Since they are themselves software applications, services are typically developed and tested using the same basic practices and techniques used to develop normal software applications, and as a result, they can be expected to exhibit the same levels and variations in quality found in the general population of software applications. However, in service-oriented development, the quality of a service-based application is not just based on the inherent quality of the services it uses, it is also dependent on whether they are used or assembled in the correct way. A system assembled from perfectly correct services may still function incorrectly if it uses the services in a different way to that intended; in other words, if the system’s understanding of its contract with a service is different to the service provider’s.
This problem exists in all component-based approaches whenever a new application is created from prefabricated parts. However, the situation is more acute in service-based development because service users have much less access to, and control over, their components than in regular component-oriented development approaches using such technologies as EJB, SPRING, or .NET. If the developers are creating all of their own components in-house, they can test larger assemblies of components while the development process is underway (integration testing). And even when some of the components are purchased from a third party, once the first version of the system has been completed they can still often test the full system under controlled conditions in the development/test environment (system testing). Finally, once a traditional component-based system has been delivered to the customer, it can be further tested in the customer’s target environment to determine whether it fulfils the customer’s needs (acceptance testing) before being made accessible to end users.
In general, none of these traditional testing activities can be carried out in the normal way when developing a service-oriented system, however. First, the final collection of “components” that make up an application is typically not known until deployment-time, making full integration and system testing in the traditional form impossible. Second, many of the “components” may already provide services to other users, and cannot be shut down even temporarily to participate in traditional testing activities in a controlled environment. A new application will often have to share its components with other applications and cannot assume that these will cooperate while it is in testing mode.
Although subtle, these differences have a fundamental impact on the role and goals of testing in the system development process. Because services are in effect independent, multiuser systems in their own right, new applications have to test them at run-time in a way that combines acceptance testing with integration and system testing. In other words, tests of “components” by applications can no longer be regarded as a pure verification exercise, as has traditionally been the case, but must also include an element of “validation” (Boehm, 1984).
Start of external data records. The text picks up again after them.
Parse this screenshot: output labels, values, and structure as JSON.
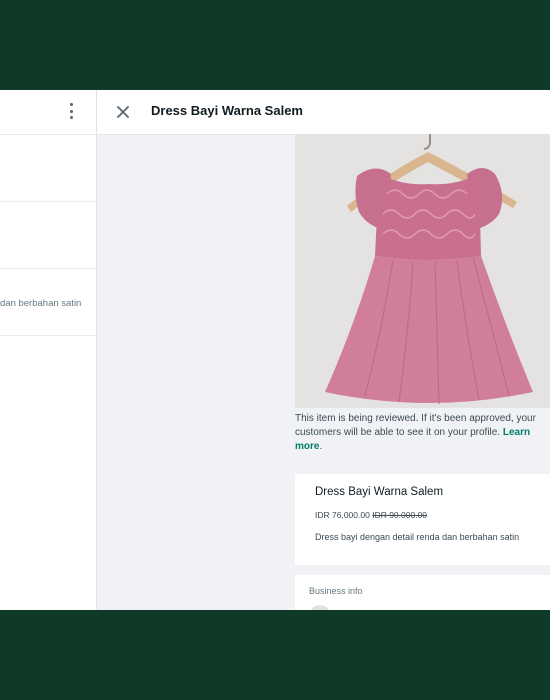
{
  "header": {
    "title": "Dress Bayi Warna Salem"
  },
  "left_pane": {
    "snippet": "dan berbahan satin"
  },
  "product": {
    "review_note": "This item is being reviewed. If it's been approved, your customers will be able to see it on your profile.",
    "learn_more": "Learn more",
    "name": "Dress Bayi Warna Salem",
    "price": "IDR 76,000.00",
    "old_price": "IDR 90.000.00",
    "description": "Dress bayi dengan detail renda dan berbahan satin"
  },
  "business": {
    "label": "Business info"
  },
  "colors": {
    "frame": "#0f3a28",
    "accent": "#008069",
    "dress": "#cf7c98"
  },
  "icons": {
    "close": "close-icon",
    "menu": "kebab-menu-icon"
  }
}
An application that is connected to a new service at run-time needs to determine whether the service does the “right thing,” just as much as it needs to determine whether it does that thing “right.”
Building services so that they can be tested in this way requires changes to the way they are traditionally designed and the way that tests are carried out. The purpose of this chapter is to discuss these changes and to present a methodology intended to improve the testability of services. Testability characterizes how easy it is to test a system based on the information provided by it (Voas & Miller, 1995). In the next section we discuss some of the main issues involved in testing services, and describe the basic principles behind the approach. In Section 2 we explain how the basic functionality of services can be modelled in a practical way using UML, and then in Section 0 we explain how services can be extended to enhance their testability. In the following three sections we then consider how to use these enhanced services to design and apply run-time tests. Finally, in Section 0 we round up with some concluding remarks.